I met Rachel Knightley at one of the meetings of the novelists’ group of the Society of Authors. I can’t even remember how we first got to know each other, how it all went. I remember ringing her during the first lockdown, when my daughter and I had been evacuated to London, and crying as I walked through a park. And ever since then we see each other when I am in London and when I heard about the Sponsored Write I asked her if I could join! I’m always happy to write in service of a cause.

Are you a “deadlines person” outside the Sponsored Write? Is the time-limit part of the challenge or the attraction?

I love deadlines. I worked as a journalist for some fifteen years before switching to writing books fulltime, and I write so much more so much faster when given a deadline. I wish more people would give me writing deadlines! I’ve long wished my agent would say, I need the next book by such and such a date. Because I would do it. If you don’t tell me when something is due, you may never get it. I love the deadline challenge of the Sponsored Write, because it forces me not to be overly precious with my words and to just get something down. My inner editor barely has time to step in. Which is generally a good thing, at least in a first draft. 

 Many of the writers involved have personal connections with Macmillan Cancer Support. Are you happy to share your experience of the charity’s work?
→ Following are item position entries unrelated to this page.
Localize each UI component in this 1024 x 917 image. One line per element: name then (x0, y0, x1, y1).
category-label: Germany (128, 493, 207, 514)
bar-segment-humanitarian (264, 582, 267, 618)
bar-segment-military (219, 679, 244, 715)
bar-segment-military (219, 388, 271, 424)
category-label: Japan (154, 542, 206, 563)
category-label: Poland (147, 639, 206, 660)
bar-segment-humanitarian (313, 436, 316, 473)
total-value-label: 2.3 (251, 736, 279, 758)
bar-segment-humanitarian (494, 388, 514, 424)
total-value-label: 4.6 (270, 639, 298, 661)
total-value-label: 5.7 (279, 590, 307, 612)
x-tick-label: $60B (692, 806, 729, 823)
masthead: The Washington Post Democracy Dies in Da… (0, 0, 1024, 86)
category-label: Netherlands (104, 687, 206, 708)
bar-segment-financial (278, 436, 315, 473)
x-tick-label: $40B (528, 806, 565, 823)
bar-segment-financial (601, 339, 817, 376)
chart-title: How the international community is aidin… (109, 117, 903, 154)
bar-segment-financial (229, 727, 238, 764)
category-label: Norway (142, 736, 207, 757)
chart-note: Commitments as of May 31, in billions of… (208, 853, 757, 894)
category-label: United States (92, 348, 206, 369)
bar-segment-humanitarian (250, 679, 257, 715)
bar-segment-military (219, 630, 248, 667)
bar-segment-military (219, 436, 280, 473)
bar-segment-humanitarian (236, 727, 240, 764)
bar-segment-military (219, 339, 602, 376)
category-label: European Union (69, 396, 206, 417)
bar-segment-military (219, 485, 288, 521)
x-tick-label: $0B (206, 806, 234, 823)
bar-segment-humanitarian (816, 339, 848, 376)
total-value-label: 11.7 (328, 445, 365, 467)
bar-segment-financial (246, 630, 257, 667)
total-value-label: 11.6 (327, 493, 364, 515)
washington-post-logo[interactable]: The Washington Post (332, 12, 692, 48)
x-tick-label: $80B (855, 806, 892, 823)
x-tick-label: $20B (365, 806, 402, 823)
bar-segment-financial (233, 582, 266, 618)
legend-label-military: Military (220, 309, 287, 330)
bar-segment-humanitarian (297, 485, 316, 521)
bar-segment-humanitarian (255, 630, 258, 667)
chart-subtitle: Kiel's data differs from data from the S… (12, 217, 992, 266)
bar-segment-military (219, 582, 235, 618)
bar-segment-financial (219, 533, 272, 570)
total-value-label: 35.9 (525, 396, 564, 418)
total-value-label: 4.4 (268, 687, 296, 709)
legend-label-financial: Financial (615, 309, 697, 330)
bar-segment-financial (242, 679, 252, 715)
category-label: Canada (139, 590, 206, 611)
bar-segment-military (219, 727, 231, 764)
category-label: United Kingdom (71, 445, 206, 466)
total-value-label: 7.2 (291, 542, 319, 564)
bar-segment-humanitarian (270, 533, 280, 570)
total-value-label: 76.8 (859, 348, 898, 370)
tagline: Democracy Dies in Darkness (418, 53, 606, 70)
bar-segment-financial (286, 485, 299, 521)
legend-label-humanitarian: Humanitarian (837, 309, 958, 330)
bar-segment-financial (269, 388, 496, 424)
Absolutely. Last year when I did the Sponsored Write, I had no experience with Macmillan Cancer Support. Now, alas, I have come to rely on them for all manner of help. They have financial advisors who can help with applications for grants and loans, they provide nurses I can ring every day to ask questions or just to cry. They have online support groups. They provide every kind of information pamphlet on every kind of issue cancer patients of call kinds face, from how to manage your sex life during treatment (yes people with cancer sometimes want a sex life!) to what to eat and where to seek help. I don’t know how I would manage without Macmillan. 

What’s it like being in a Sponsored Write?
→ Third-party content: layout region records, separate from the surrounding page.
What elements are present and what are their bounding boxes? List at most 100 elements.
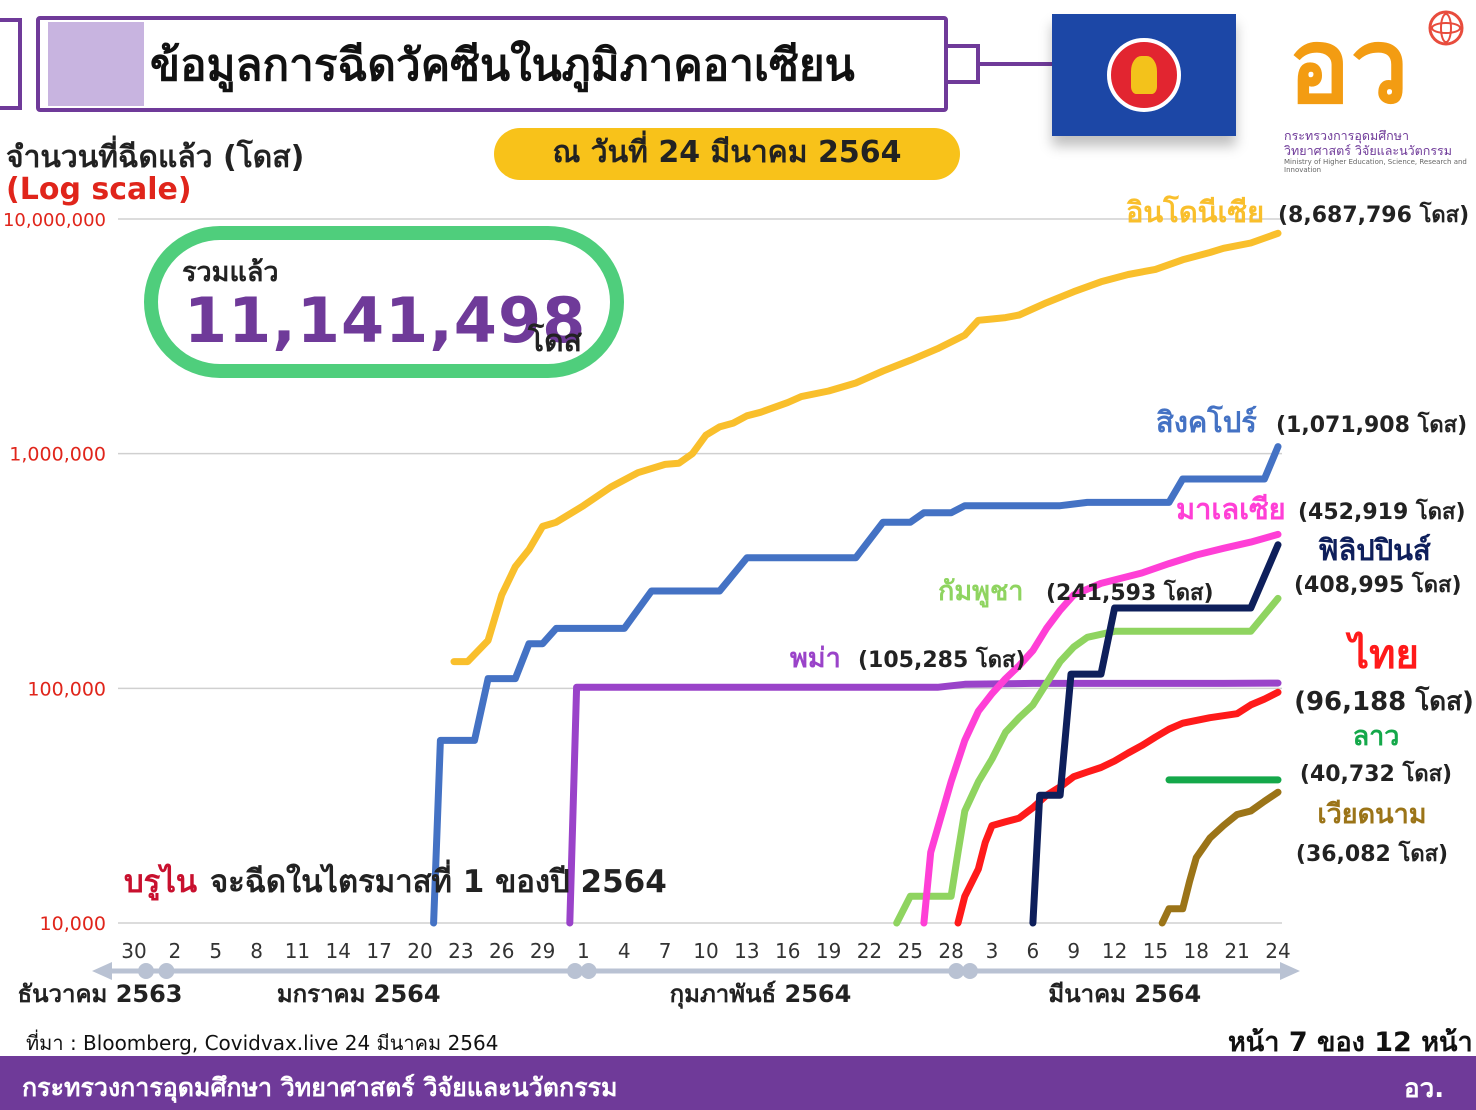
series-label-7: ลาว <box>1353 721 1400 752</box>
month-label: ธันวาคม 2563 <box>17 980 182 1008</box>
series-line-5 <box>566 679 1282 927</box>
page-title: ข้อมูลการฉีดวัคซีนในภูมิภาคอาเซียน <box>150 40 855 91</box>
series-label-6: ไทย <box>1345 631 1419 678</box>
x-tick-label: 20 <box>407 939 432 963</box>
series-value-label-5: (105,285 โดส) <box>858 646 1026 673</box>
series-label-4: กัมพูชา <box>938 576 1023 608</box>
series-value-label-6: (96,188 โดส) <box>1294 685 1474 717</box>
x-tick-label: 15 <box>1143 939 1168 963</box>
x-tick-label: 19 <box>816 939 841 963</box>
x-tick-label: 23 <box>448 939 473 963</box>
x-tick-label: 16 <box>775 939 800 963</box>
series-line-0 <box>450 229 1282 666</box>
x-tick-label: 24 <box>1265 939 1290 963</box>
x-tick-label: 28 <box>938 939 963 963</box>
y-axis-title: จำนวนที่ฉีดแล้ว (โดส) <box>6 140 305 175</box>
x-tick-label: 1 <box>577 939 590 963</box>
syringe-plunger <box>0 18 22 110</box>
series-value-label-1: (1,071,908 โดส) <box>1276 411 1467 438</box>
y-tick-label: 10,000 <box>40 913 106 935</box>
footer-org-abbrev: อว. <box>1404 1074 1445 1104</box>
series-line-8 <box>1158 788 1282 927</box>
series-line-4 <box>893 594 1282 927</box>
x-tick-label: 13 <box>734 939 759 963</box>
x-tick-label: 18 <box>1184 939 1209 963</box>
series-line-6 <box>954 688 1282 927</box>
series-line-1 <box>430 443 1282 927</box>
brunei-note: จะฉีดในไตรมาสที่ 1 ของปี 2564 <box>210 859 667 900</box>
timeline-month-divider <box>961 963 978 979</box>
ministry-name: กระทรวงการอุดมศึกษา วิทยาศาสตร์ วิจัยและ… <box>1284 128 1474 158</box>
source-note: ที่มา : Bloomberg, Covidvax.live 24 มีนา… <box>26 1031 499 1055</box>
series-value-label-3: (408,995 โดส) <box>1294 571 1462 598</box>
timeline-month-divider <box>948 963 965 979</box>
x-tick-label: 17 <box>366 939 391 963</box>
brunei-label: บรูไน <box>124 863 197 901</box>
month-label: มกราคม 2564 <box>277 980 441 1008</box>
y-tick-label: 1,000,000 <box>9 444 106 466</box>
footer-ministry-name: กระทรวงการอุดมศึกษา วิทยาศาสตร์ วิจัยและ… <box>22 1073 618 1102</box>
series-label-3: ฟิลิปปินส์ <box>1318 533 1431 567</box>
x-tick-label: 21 <box>1224 939 1249 963</box>
total-value: 11,141,498 <box>184 284 587 357</box>
timeline-month-divider <box>567 963 583 979</box>
log-scale-note: (Log scale) <box>6 172 192 207</box>
x-tick-label: 10 <box>693 939 718 963</box>
series-value-label-2: (452,919 โดส) <box>1298 498 1466 525</box>
x-tick-label: 11 <box>285 939 310 963</box>
series-value-label-7: (40,732 โดส) <box>1300 760 1452 787</box>
timeline-month-divider <box>580 963 597 979</box>
ministry-name-english: Ministry of Higher Education, Science, R… <box>1284 158 1467 174</box>
syringe-barrel <box>36 16 948 112</box>
series-label-5: พม่า <box>790 643 841 674</box>
x-tick-label: 30 <box>121 939 146 963</box>
series-label-2: มาเลเซีย <box>1176 492 1286 526</box>
atom-icon <box>1428 10 1464 46</box>
total-doses-card <box>144 226 624 378</box>
series-label-1: สิงคโปร์ <box>1156 404 1257 439</box>
x-tick-label: 29 <box>530 939 555 963</box>
y-tick-label: 100,000 <box>27 678 106 700</box>
timeline-arrow-left-icon <box>92 962 112 980</box>
x-tick-label: 8 <box>250 939 263 963</box>
page-number: หน้า 7 ของ 12 หน้า <box>1228 1027 1473 1058</box>
syringe-needle <box>980 62 1052 66</box>
series-label-8: เวียดนาม <box>1317 799 1426 830</box>
syringe-tip <box>948 44 980 84</box>
series-value-label-4: (241,593 โดส) <box>1046 579 1214 606</box>
x-tick-label: 9 <box>1067 939 1080 963</box>
x-tick-label: 22 <box>857 939 882 963</box>
date-badge: ณ วันที่ 24 มีนาคม 2564 <box>494 128 960 180</box>
x-tick-label: 4 <box>618 939 631 963</box>
series-line-2 <box>920 530 1282 927</box>
x-tick-label: 14 <box>326 939 351 963</box>
footer-bar <box>0 1056 1476 1110</box>
flag-emblem-icon <box>1107 38 1181 112</box>
x-tick-label: 6 <box>1026 939 1039 963</box>
series-label-0: อินโดนีเซีย <box>1126 194 1264 229</box>
total-unit: โดส <box>528 324 582 359</box>
y-tick-label: 10,000,000 <box>3 210 106 231</box>
total-label: รวมแล้ว <box>182 257 279 288</box>
month-label: มีนาคม 2564 <box>1048 980 1201 1008</box>
timeline-month-divider <box>158 963 175 979</box>
syringe-fill <box>48 22 144 106</box>
x-tick-label: 25 <box>898 939 923 963</box>
series-line-3 <box>1029 541 1282 927</box>
x-tick-label: 7 <box>659 939 672 963</box>
ministry-name-line-1: กระทรวงการอุดมศึกษา <box>1284 128 1409 143</box>
x-tick-label: 12 <box>1102 939 1127 963</box>
series-value-label-0: (8,687,796 โดส) <box>1278 201 1469 228</box>
x-tick-label: 5 <box>209 939 222 963</box>
ministry-logo-icon: อว <box>1288 5 1464 114</box>
series-value-label-8: (36,082 โดส) <box>1296 840 1448 867</box>
timeline-month-divider <box>138 963 154 979</box>
x-tick-label: 2 <box>168 939 181 963</box>
ministry-name-line-2: วิทยาศาสตร์ วิจัยและนวัตกรรม <box>1284 143 1453 158</box>
timeline-arrow-right-icon <box>1280 962 1300 980</box>
rice-sheaf-icon <box>1131 56 1157 94</box>
logo-mark: อว <box>1288 5 1409 114</box>
x-tick-label: 3 <box>986 939 999 963</box>
x-tick-label: 26 <box>489 939 514 963</box>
Last year, I did the Sponsored Write in Tashkent, in my little home office. I enjoyed being challenged to write on a theme, and the adrenaline of the short time period. It was also fun to chat with the other writers at the end. The story I wrote became the first germ of my newest novel. So, not a waste of time!

What do you make of this year’s theme, ‘Constant Renewal’?
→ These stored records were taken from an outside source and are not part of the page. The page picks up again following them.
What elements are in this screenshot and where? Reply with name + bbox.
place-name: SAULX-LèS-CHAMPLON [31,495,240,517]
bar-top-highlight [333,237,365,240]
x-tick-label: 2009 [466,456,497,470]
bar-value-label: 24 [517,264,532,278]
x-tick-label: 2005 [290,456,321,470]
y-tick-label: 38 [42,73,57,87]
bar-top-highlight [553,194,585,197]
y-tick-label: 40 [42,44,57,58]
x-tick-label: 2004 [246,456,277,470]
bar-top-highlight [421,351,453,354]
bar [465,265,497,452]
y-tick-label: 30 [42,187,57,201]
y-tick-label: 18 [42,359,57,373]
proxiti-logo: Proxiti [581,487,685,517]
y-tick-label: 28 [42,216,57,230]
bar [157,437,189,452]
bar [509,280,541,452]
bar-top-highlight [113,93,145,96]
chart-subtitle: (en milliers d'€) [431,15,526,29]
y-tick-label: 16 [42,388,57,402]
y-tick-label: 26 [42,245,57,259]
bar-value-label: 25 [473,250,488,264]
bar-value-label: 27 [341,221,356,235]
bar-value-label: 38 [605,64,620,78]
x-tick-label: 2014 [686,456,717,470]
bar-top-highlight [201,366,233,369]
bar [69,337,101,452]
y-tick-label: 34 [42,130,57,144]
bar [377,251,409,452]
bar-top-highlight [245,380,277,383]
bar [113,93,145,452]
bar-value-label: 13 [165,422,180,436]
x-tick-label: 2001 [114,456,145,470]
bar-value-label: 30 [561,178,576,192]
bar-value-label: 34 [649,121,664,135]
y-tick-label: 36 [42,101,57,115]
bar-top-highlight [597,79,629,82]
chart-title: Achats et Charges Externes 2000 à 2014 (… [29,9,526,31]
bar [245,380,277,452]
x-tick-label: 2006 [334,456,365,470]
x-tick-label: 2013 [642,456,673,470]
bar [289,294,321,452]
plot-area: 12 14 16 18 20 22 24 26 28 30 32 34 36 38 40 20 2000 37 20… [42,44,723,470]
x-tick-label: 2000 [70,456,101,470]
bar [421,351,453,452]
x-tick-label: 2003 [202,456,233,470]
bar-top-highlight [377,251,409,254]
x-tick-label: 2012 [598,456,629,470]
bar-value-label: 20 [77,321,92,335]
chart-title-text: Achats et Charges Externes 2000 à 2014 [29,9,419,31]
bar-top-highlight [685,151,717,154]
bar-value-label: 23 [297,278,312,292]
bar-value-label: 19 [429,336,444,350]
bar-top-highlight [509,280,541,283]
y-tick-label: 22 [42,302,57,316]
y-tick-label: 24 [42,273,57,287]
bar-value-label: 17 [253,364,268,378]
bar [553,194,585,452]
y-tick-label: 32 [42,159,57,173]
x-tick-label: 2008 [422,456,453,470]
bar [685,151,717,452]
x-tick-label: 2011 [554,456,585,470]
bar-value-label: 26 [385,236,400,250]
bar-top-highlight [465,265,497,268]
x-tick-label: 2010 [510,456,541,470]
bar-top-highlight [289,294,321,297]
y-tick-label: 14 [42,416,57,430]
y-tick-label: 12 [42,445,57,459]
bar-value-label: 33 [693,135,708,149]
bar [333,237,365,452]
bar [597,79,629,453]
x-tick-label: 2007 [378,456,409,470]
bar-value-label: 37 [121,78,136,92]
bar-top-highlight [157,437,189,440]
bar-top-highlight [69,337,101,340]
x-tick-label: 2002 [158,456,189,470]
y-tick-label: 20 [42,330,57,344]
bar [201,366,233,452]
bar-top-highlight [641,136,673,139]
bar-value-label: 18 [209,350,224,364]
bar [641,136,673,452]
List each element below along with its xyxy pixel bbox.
You’ll find out, if you sponsor us! But I think we could all use some kind of constant renewal, just to survive our broken planet, our broken societies. The planet itself needs constant renewal. The cells of my body could also do with some renewal. But I don’t want to give too much away here. What if I want to use it in a story?

Absolutely anything else you’d like to share!

Please donate if you can, and I promise to do my best to write something you will enjoy reading as part of our anthology! If you’re interested in reading about my cancer – trying to avoid the word journey here – adventures, including my interactions with Macmillan, I’m keeping an online journal on Caring Bridge. https://www.caringbridge.org/visit/jennifersteil/journal

It’s ridiculously long and personal and full of unrelated rants, but if you want to know what goes through the mind of one current cancer patient, it will give you that.